An Afghanistan War veteran and Paralympian is suing United Airlines and an airport contractor for allegedly causing him injury and, he says, to make sure no other person with a disability has to suffer the same pain and humiliation.
Sgt. Joseph Smith, 42, a former Marine who became paralyzed during his fourth deployment in Afghanistan, filed a lawsuit Tuesday against United Airlines and Air Serv for allegedly causing him injury and forcing him to sit in his own urine, the Chicago Tribune reports.
The incident allegedly occurred at Chicago's O’Hare Airport two years ago, when Smith was making a connecting flight to Colorado to train for the Paralympics. Smith told High Point Enterprise that when his flight from Charlotte landed in O’Hare for a layover, an Air Serv employee pushed his wheelchair from the plane, but didn't heed to Smith's warnings of a gap between the plane and the jetway ramp. Smith claims the wheelchair got stuck and he tumbled out and hit his head. Doctors eventually diagnosed him with a concussion.
"I have a TBI, a traumatic brain injury, and my reflexes are slow, so I couldn't catch myself. I landed on my head," Smith told Fox Chicago.
But he says the agony didn’t stop there.
When Smith wheeled his way to his connecting United Airlines flight, his chair was too wide to make it through the plane's aisle, according to Fox Chicago. He asked for help, but the flight attendants declined, and Smith crawled to his seat, causing his catheter bag to break and leak urine, according to the Chicago Tribune. Smith says he sat through the remainder of the flight drenched.

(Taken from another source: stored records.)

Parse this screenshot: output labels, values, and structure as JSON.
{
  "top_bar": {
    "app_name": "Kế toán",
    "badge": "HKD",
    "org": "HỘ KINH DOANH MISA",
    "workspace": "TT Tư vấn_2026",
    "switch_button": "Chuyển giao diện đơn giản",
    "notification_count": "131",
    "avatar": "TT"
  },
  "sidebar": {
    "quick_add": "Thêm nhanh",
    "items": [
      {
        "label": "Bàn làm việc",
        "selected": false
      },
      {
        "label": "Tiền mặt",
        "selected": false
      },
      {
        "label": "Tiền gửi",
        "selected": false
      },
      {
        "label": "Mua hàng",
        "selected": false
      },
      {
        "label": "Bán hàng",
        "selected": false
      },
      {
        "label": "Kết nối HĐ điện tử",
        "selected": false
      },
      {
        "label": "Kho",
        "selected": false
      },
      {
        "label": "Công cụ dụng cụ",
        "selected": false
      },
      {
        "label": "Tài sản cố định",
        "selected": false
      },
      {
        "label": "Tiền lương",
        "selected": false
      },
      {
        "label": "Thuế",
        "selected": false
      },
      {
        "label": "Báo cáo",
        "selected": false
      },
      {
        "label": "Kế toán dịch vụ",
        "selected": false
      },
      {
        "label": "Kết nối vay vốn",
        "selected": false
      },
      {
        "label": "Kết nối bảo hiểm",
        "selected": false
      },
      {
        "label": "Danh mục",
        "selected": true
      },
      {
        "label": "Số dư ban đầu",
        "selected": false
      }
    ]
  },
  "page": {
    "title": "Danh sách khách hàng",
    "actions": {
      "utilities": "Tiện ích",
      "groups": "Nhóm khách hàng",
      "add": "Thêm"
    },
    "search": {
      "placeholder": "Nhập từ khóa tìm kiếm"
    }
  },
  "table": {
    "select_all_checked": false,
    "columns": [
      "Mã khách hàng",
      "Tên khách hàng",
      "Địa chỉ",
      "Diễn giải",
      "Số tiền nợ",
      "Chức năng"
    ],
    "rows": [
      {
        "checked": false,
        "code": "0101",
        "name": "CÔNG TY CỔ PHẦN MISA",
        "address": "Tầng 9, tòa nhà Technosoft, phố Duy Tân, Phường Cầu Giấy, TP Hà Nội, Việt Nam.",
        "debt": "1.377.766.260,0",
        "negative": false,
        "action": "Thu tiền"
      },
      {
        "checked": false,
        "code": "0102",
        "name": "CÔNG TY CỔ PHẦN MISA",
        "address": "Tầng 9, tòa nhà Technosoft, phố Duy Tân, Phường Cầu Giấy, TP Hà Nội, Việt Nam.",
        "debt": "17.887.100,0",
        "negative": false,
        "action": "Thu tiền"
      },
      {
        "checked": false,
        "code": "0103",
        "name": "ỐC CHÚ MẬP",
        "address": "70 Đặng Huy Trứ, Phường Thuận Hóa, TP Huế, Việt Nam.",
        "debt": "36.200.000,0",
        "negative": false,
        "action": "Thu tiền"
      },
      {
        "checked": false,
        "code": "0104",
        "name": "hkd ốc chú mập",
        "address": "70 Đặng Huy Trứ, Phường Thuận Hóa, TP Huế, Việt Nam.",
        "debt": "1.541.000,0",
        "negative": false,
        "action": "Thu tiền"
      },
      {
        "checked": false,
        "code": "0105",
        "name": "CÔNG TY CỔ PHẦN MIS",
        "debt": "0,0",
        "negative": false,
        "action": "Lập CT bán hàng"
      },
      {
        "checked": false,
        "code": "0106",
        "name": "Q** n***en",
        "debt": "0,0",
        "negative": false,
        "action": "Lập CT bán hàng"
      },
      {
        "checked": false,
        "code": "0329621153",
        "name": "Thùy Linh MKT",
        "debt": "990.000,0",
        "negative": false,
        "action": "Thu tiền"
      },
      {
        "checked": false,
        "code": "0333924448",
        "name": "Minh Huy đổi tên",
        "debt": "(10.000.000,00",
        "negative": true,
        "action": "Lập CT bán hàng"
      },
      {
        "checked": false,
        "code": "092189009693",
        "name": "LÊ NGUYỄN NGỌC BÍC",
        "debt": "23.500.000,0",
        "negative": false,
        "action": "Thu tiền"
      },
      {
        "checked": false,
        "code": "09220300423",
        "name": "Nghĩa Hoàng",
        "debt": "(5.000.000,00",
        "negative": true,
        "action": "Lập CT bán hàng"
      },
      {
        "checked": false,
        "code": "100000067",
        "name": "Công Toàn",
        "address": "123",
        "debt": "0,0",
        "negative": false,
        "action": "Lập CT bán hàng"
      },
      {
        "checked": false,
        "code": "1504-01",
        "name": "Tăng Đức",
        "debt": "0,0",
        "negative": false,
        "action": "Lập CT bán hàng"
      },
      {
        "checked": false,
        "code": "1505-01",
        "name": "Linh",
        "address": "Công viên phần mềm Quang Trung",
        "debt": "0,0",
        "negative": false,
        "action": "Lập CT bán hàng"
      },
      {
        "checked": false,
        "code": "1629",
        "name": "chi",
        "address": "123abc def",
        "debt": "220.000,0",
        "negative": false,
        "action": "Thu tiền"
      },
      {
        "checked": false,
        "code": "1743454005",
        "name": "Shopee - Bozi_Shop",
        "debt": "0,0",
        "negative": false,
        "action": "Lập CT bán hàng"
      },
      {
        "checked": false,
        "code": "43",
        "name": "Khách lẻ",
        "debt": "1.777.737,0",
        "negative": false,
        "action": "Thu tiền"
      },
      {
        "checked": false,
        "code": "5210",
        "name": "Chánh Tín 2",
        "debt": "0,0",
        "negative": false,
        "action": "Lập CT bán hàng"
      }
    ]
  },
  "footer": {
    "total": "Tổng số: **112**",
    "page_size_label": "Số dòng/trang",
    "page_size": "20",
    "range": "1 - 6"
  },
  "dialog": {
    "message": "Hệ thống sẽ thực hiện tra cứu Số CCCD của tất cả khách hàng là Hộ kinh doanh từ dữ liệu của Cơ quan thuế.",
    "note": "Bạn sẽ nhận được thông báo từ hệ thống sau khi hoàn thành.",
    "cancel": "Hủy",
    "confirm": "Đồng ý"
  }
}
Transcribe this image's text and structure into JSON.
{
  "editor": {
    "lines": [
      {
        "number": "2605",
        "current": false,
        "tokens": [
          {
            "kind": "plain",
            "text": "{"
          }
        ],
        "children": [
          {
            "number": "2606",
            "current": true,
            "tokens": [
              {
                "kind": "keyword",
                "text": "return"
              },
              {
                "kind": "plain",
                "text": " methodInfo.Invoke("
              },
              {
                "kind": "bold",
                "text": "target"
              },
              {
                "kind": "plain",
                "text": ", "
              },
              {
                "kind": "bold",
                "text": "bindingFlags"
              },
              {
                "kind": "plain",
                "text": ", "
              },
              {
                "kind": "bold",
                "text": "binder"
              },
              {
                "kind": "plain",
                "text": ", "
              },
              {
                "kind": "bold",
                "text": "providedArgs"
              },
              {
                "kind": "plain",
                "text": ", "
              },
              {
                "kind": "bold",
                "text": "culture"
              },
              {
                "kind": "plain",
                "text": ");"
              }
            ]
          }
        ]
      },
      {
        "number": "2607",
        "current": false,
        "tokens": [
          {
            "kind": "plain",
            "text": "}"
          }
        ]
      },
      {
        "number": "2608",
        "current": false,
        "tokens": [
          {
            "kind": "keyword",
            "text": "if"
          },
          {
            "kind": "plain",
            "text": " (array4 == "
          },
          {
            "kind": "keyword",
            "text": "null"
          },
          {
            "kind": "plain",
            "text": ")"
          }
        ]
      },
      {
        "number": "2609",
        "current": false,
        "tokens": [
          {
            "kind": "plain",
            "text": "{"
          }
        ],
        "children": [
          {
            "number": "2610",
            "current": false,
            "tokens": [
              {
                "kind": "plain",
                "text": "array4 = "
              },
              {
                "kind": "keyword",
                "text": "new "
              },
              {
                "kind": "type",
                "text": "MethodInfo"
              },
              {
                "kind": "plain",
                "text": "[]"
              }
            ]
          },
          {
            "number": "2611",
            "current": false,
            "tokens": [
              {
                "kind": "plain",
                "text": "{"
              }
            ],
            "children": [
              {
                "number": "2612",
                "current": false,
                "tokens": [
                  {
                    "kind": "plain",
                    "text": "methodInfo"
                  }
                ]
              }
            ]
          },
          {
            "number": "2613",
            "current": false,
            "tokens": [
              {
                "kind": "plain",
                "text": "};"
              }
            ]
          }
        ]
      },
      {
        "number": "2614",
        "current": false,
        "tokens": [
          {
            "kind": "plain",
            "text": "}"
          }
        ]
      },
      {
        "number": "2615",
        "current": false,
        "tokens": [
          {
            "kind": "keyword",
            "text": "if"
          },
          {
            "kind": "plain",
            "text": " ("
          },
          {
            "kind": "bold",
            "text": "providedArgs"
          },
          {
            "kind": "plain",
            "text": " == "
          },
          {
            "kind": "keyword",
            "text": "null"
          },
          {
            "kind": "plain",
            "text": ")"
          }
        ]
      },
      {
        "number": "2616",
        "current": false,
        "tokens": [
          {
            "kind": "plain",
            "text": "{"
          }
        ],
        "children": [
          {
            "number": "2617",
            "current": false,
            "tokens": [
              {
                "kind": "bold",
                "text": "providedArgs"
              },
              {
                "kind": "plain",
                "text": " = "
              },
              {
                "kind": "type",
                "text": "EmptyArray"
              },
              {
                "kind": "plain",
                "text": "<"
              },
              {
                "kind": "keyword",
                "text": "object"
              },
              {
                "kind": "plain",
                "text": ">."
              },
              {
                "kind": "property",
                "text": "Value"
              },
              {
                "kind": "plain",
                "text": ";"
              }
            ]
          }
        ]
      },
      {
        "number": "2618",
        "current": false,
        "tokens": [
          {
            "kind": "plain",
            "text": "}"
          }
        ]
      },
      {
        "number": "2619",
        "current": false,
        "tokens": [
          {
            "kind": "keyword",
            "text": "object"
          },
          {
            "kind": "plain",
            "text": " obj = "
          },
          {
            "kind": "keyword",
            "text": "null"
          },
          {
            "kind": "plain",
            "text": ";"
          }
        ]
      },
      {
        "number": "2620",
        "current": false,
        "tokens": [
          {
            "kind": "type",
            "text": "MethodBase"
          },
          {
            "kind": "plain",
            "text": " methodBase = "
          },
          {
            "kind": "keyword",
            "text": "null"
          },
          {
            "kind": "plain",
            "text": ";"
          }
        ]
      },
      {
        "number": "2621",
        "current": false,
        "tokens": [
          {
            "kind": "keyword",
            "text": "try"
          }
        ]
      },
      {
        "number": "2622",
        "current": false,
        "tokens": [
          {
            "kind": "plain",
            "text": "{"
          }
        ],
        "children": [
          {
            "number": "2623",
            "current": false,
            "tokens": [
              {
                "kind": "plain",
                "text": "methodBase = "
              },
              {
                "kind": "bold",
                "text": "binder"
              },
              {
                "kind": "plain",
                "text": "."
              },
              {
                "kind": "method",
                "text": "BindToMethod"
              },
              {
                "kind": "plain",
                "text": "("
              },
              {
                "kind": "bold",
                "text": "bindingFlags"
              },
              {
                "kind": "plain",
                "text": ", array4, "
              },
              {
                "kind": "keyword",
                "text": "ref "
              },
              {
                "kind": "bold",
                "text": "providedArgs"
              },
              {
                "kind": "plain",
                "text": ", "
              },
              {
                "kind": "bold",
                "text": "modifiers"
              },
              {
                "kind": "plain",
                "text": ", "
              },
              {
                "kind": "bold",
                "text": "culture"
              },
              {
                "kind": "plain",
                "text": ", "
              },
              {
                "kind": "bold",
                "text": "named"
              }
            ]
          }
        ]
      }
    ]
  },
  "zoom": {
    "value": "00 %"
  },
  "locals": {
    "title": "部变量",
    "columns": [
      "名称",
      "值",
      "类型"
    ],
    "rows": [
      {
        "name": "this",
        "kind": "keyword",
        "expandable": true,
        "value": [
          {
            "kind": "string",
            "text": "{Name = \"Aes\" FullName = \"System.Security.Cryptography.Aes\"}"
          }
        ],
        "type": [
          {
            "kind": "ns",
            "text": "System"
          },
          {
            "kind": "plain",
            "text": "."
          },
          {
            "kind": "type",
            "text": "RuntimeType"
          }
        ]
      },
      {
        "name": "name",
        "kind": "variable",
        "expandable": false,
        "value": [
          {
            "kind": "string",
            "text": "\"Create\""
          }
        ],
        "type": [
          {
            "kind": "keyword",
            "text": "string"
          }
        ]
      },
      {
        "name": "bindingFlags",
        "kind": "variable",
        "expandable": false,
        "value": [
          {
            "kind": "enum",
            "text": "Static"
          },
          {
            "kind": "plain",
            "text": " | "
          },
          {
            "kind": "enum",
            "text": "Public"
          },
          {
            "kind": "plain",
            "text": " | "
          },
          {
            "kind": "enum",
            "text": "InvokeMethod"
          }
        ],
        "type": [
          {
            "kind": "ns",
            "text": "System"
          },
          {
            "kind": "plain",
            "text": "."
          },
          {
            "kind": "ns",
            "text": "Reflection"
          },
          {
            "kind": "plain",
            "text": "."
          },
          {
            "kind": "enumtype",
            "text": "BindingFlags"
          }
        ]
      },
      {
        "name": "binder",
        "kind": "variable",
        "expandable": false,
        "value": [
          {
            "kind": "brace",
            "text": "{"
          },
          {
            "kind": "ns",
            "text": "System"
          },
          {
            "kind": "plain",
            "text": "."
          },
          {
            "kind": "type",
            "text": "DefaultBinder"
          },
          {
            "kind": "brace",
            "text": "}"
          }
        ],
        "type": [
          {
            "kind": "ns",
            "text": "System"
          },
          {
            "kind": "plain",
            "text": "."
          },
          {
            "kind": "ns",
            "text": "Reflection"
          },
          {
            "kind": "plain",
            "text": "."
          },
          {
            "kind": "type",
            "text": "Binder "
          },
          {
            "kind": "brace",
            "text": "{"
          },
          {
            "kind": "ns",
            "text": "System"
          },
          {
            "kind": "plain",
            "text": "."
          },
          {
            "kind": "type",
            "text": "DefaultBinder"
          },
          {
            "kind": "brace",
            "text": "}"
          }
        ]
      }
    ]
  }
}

“I had urine all over me, so I tried covering myself up,” Smith told High Point Enterprise. “People were staring at me -- it was humiliating.”
"He always travels wearing his 'team Semper Fi' jumpsuit, so not just a handicapped man, but something that everyone knew he was a veteran," Smith's attorney, Alexander Loftus, told Fox Chicago. "And to just leave him to fend for himself, is just outrageous."
The suit seeks $300,000 in damages, according to the Tribune.
Smith says he’s not interested in making any money. He told High Point Enterprise that he just wants to cover his hospital bills -- which have hit $30,000 -- and legal fees and to give some money to military charities.